Buying from Car Auctions

Auctions can be fun and prices can be completely unpredictable. Car auctions have previously been regarded as being strictly for the motor trade often used to dispose of vehicles regarded as being unsuitable for normal retail sale. Some vehicles may have faults and require some repair work attracting buyers capable of carrying out such work. Prices are generally well below the normal forecourt prices meaning that there is often the potential to make a profit on subsequent re-sales.
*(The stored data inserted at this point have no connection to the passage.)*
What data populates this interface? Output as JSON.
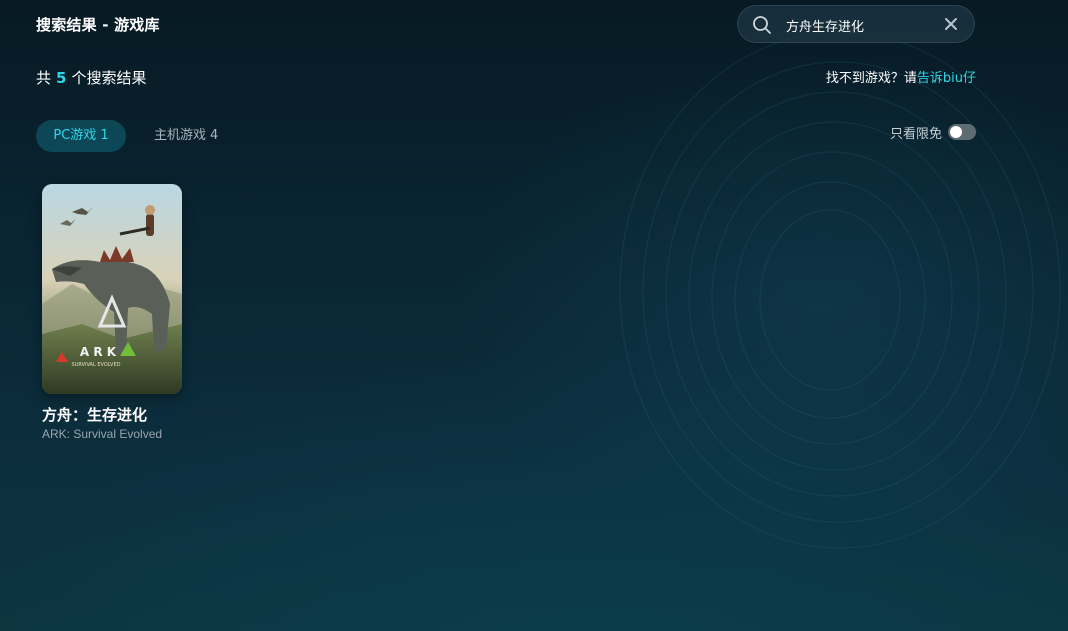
{
  "header": {
    "title": "搜索结果 - 游戏库"
  },
  "search": {
    "value": "方舟生存进化"
  },
  "summary": {
    "prefix": "共",
    "count": "5",
    "suffix": "个搜索结果"
  },
  "feedback": {
    "text": "找不到游戏？请",
    "link": "告诉biu仔"
  },
  "tabs": [
    {
      "label": "PC游戏",
      "count": "1",
      "active": true
    },
    {
      "label": "主机游戏",
      "count": "4",
      "active": false
    }
  ],
  "filter": {
    "label": "只看限免",
    "enabled": false
  },
  "games": [
    {
      "title": "方舟：生存进化",
      "subtitle": "ARK: Survival Evolved",
      "cover_logo": "A R K",
      "cover_tagline": "SURVIVAL EVOLVED"
    }
  ],
  "colors": {
    "accent": "#2fd6e8",
    "background": "#0a2533"
  },
  "icons": {
    "search": "search-icon",
    "clear": "close-icon"
  }
}
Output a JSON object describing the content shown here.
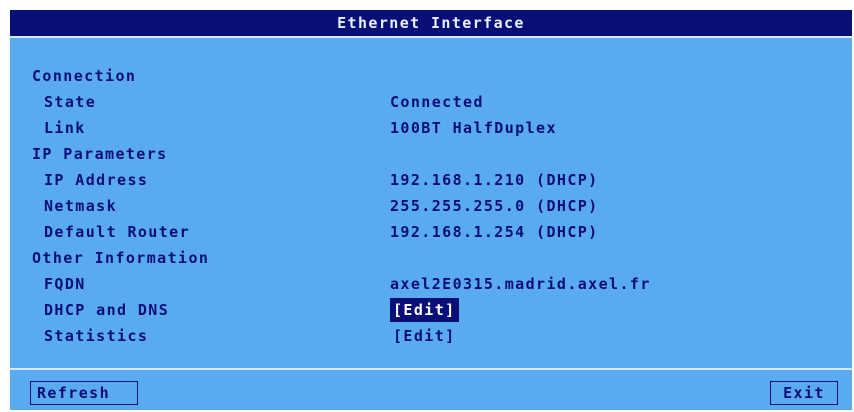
{
  "window": {
    "title": "Ethernet Interface"
  },
  "sections": {
    "connection": {
      "heading": "Connection",
      "state_label": "State",
      "state_value": "Connected",
      "link_label": "Link",
      "link_value": "100BT HalfDuplex"
    },
    "ip_parameters": {
      "heading": "IP Parameters",
      "ip_label": "IP Address",
      "ip_value": "192.168.1.210 (DHCP)",
      "netmask_label": "Netmask",
      "netmask_value": "255.255.255.0 (DHCP)",
      "router_label": "Default Router",
      "router_value": "192.168.1.254 (DHCP)"
    },
    "other": {
      "heading": "Other Information",
      "fqdn_label": "FQDN",
      "fqdn_value": "axel2E0315.madrid.axel.fr",
      "dhcp_dns_label": "DHCP and DNS",
      "dhcp_dns_button": "[Edit]",
      "statistics_label": "Statistics",
      "statistics_button": "[Edit]"
    }
  },
  "footer": {
    "refresh_label": "Refresh",
    "exit_label": "Exit"
  },
  "colors": {
    "background": "#5aaaf0",
    "foreground": "#0a0f78",
    "focus": "#0a0f78"
  }
}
The smart auction buyer will carry out plenty of research about the lots offered in the sale and some auction houses have sales of “end of lease” vehicles including some from the “Motability” scheme. Some such vehicles can be found in “as new” condition with very low mileages and are well worth considering. However, even when buying a very good car at auction, there is very little comeback if things go wrong later. Even when an auction lot is described as coming with a warranty this bears little resemblance to to that offered by a car dealer and will normally only be valid for a period of one hour after the completion of the auction. This gives the purchaser the chance to quickly drive and thoroughly inspect the car before the sale becomes absolute.

So used car buying is not for the faint hearted. Those with little experience or mechanical aptitude are best sticking with a reputable dealership. The more mechanically minded may prefer to seek out a bargain but whatever buying option is chosen it is always wise to remember the buying mantra Caveat Emptor … Let the buyer beware!